Federal grant would fund Putnam threat preparedness
Federal threat preparedness funding for the Putnam County Health Department could be fully approved within a few weeks, thanks to a recent agreement.
Concerns were first raised at an Oct. 3 board of health meeting, where officials said if the state didn't distribute federal grant monies, it could mean a gap in emergency coverage.
Before, Putnam County depended on Kanawha-Charleston Health Department staff for emergency cases like chemical leaks or disease epidemics.
The grant started July 1, but coincided with an agreement that put Kanawha-Charleston in charge of services in Putnam County.
The state Department of Health and Human Resources and Kanawha-Charleston reached an agreement to have Putnam reapply for the grant. The application process has begun, DHHR officials said.
"This will enable us to build basically the infrastructure, capacity and capability in Putnam County in order to prepare the citizens for a public health disaster and also enable a proper response," said Dr. Rahul Gupta, Kanawha-Charleston executive director.
Gupta said although the department is a few weeks away from full grant approval, it will not stop preparedness services already provided to Putnam County residents.

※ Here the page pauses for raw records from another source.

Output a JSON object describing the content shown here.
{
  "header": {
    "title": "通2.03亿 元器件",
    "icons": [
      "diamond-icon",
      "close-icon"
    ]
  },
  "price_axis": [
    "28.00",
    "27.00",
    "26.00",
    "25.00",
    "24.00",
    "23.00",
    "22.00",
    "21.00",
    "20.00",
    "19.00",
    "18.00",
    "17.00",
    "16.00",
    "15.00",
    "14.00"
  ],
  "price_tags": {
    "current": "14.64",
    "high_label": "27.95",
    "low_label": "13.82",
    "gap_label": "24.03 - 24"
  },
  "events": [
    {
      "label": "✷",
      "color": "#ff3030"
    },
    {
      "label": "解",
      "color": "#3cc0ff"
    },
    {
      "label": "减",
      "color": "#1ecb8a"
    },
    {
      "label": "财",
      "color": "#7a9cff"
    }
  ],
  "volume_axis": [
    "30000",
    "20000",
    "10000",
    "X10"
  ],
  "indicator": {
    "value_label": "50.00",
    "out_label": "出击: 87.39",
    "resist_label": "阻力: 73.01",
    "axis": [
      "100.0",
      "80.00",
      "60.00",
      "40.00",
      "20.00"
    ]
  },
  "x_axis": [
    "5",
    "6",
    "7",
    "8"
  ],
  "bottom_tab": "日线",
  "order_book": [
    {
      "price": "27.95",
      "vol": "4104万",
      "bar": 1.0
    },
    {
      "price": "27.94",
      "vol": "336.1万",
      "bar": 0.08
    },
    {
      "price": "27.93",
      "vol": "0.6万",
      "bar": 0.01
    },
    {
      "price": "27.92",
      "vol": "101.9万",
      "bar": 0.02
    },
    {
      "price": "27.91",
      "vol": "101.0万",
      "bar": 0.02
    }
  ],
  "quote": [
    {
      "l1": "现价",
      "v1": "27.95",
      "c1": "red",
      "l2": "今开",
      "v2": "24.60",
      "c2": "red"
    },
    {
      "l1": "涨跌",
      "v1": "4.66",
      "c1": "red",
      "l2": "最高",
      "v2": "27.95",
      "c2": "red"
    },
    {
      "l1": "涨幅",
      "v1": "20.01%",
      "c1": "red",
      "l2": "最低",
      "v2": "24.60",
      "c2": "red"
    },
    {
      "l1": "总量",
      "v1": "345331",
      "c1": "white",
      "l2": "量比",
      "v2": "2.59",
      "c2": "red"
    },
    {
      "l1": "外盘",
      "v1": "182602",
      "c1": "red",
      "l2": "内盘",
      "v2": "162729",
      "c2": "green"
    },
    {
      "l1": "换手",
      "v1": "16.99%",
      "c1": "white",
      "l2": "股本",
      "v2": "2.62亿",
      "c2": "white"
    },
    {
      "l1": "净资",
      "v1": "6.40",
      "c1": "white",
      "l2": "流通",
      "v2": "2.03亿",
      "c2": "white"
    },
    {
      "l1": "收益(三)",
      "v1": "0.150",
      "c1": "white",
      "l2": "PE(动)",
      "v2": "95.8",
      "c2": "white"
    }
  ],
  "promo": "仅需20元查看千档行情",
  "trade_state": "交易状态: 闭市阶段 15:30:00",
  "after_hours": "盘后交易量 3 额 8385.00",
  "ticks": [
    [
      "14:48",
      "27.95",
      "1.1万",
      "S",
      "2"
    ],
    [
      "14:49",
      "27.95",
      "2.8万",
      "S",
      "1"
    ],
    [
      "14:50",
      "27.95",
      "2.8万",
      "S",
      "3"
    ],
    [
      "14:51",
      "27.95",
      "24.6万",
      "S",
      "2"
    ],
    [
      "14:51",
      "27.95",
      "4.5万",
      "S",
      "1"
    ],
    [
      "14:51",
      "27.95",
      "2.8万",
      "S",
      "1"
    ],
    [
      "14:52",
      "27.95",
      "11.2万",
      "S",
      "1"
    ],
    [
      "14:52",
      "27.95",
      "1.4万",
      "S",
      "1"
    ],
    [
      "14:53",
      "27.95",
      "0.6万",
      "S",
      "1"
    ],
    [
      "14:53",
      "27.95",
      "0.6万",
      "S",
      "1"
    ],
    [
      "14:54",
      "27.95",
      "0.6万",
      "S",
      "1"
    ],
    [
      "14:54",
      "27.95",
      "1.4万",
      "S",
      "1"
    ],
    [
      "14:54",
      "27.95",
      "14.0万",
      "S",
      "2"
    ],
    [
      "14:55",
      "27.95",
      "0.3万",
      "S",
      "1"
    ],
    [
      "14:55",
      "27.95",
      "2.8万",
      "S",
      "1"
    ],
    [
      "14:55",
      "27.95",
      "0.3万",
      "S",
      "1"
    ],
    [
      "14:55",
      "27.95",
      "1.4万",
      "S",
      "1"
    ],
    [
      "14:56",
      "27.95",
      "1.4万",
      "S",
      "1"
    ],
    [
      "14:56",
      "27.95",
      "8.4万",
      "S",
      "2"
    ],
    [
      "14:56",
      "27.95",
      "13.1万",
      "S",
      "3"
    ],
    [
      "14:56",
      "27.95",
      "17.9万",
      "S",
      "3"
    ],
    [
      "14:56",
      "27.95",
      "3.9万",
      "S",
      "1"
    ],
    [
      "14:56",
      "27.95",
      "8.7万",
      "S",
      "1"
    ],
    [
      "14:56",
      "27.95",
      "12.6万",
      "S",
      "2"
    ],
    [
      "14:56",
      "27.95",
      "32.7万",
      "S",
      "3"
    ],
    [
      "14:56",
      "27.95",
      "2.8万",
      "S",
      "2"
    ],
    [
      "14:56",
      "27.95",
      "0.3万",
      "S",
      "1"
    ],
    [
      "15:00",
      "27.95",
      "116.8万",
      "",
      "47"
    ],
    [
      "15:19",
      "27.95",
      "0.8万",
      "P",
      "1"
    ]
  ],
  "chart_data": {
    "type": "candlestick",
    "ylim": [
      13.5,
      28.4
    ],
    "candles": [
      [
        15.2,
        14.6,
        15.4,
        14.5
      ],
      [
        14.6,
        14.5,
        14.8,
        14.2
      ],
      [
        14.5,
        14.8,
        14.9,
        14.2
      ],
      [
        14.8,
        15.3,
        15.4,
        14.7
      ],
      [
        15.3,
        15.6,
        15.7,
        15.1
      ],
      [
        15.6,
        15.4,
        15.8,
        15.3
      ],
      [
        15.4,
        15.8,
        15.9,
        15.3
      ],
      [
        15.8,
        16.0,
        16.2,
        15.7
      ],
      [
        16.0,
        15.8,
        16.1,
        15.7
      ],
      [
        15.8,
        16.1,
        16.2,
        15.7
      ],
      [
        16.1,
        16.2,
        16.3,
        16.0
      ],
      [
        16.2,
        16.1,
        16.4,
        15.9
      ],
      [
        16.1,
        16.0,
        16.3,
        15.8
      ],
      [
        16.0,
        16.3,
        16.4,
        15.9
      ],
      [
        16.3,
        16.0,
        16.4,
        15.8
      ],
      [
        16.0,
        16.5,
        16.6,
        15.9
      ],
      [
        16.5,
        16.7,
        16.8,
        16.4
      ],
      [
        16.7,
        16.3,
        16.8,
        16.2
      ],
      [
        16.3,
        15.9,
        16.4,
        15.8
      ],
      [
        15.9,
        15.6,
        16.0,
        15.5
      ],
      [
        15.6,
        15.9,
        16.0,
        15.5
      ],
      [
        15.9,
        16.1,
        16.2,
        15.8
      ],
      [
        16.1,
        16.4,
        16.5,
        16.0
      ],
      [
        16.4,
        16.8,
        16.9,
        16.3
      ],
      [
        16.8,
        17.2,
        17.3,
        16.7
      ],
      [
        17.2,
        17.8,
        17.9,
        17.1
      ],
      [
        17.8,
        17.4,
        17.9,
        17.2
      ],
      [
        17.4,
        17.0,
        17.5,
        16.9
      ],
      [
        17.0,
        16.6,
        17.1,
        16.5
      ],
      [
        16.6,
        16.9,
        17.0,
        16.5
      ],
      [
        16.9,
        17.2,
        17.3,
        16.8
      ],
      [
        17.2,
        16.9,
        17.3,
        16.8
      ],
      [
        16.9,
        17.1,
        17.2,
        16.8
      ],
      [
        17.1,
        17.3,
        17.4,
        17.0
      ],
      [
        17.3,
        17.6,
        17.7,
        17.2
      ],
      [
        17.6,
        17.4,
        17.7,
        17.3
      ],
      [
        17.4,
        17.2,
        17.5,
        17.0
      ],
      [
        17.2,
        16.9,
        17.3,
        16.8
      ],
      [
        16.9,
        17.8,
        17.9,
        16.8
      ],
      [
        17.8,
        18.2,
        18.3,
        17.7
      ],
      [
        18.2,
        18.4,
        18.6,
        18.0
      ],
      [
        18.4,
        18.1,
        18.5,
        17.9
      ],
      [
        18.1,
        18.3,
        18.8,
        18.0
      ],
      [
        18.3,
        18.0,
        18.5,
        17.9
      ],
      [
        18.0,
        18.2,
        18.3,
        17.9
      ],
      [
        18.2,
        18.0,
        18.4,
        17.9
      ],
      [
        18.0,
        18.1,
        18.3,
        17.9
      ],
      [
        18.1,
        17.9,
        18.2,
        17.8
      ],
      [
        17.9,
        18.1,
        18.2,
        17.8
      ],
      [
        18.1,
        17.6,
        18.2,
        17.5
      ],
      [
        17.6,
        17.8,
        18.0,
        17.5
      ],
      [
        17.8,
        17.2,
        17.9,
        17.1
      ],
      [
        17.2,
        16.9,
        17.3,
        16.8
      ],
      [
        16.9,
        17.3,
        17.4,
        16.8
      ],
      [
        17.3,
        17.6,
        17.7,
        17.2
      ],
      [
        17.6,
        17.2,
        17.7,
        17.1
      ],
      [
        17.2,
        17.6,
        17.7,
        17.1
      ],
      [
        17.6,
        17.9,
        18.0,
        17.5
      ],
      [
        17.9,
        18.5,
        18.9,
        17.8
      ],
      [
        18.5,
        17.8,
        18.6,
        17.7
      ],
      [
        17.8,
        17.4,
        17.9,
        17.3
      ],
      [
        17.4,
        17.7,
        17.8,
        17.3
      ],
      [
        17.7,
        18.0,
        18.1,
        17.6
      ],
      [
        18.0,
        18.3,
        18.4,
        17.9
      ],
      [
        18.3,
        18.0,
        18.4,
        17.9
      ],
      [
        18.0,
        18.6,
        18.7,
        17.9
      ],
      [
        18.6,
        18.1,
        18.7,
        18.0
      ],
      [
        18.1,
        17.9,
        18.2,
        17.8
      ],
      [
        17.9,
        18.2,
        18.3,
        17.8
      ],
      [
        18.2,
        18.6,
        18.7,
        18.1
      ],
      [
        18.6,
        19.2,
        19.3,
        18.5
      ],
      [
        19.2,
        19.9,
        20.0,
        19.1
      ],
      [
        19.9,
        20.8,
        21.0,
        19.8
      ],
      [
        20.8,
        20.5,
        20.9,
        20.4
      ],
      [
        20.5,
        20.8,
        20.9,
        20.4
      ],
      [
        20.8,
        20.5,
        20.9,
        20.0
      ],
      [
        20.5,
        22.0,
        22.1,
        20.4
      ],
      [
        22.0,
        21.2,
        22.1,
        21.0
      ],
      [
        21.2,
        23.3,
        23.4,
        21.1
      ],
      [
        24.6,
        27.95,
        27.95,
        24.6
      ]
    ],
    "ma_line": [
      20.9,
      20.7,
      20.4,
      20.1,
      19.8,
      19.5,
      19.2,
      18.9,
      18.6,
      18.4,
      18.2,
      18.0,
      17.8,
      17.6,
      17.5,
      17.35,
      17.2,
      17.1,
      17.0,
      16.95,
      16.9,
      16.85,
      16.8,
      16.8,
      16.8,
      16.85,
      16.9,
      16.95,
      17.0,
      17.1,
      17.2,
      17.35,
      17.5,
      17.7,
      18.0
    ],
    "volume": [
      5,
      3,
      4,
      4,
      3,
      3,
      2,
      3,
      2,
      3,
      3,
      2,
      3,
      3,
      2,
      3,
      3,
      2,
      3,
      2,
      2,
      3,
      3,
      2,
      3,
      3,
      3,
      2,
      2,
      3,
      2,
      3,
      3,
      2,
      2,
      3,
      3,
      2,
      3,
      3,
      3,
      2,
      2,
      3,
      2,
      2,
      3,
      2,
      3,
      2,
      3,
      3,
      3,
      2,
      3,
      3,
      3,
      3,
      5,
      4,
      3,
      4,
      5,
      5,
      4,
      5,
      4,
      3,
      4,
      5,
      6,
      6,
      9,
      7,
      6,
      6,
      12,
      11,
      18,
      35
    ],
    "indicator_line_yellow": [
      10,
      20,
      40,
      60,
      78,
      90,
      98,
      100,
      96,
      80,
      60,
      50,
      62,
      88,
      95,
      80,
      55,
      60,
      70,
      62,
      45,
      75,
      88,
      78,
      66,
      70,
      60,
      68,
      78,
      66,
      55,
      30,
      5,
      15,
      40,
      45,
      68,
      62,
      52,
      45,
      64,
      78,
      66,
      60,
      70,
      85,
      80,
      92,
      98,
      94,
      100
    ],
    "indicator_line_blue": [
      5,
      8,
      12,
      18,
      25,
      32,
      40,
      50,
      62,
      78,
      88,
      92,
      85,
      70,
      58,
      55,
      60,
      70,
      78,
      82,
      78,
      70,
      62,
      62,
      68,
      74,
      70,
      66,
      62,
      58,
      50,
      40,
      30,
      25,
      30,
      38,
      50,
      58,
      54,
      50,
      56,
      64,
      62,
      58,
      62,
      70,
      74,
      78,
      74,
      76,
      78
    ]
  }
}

In the Oct. 3 meeting, Janet Briscoe, director of epidemiology and threat preparedness, said the county could be vulnerable in times of emergency if it does not get a full-time threat preparedness coordinator.
Gupta said the department has conducted second-round interviews with people and is proceeding with the hiring process.
"This will happen at a speedier pace when the grant is approved," he said.
State health departments have received this grant since 9/11 to protect public health in cases of emergency.
It is funded through the Centers for Disease Control and Prevention and distributed through the West Virginia Center for Threat Preparedness under the DHHR. County health departments are sub-recipients.
Gupta said the department has hired several people and is finding ways to improve services.
Back when the Putnam County Health Department initially had announced a cut in staff, officials had said there was a chance some would be rehired. Gupta said the department has hired back one person and some other people found employment elsewhere.
He said the department had to go through guidelines of the state's Division of Personnel and it takes a while for that process to occur. He said for people who wanted to apply, they were placed a little higher on the merit list.
"Basically, a variety of things happened to those employees," he said. "They were hired elsewhere, whether at the DHHR or elsewhere."
Gupta said the department is continuing to provide services such as for flu, travel vaccinations and other immunizations. He said the department also is initiating clinics to test for sexually transmitted diseases and tuberculosis.
"And we are open pretty much five days a week at our own facility now," Gupta said. "We are getting a lot of positive feedback from the citizens. Our employees are working hard."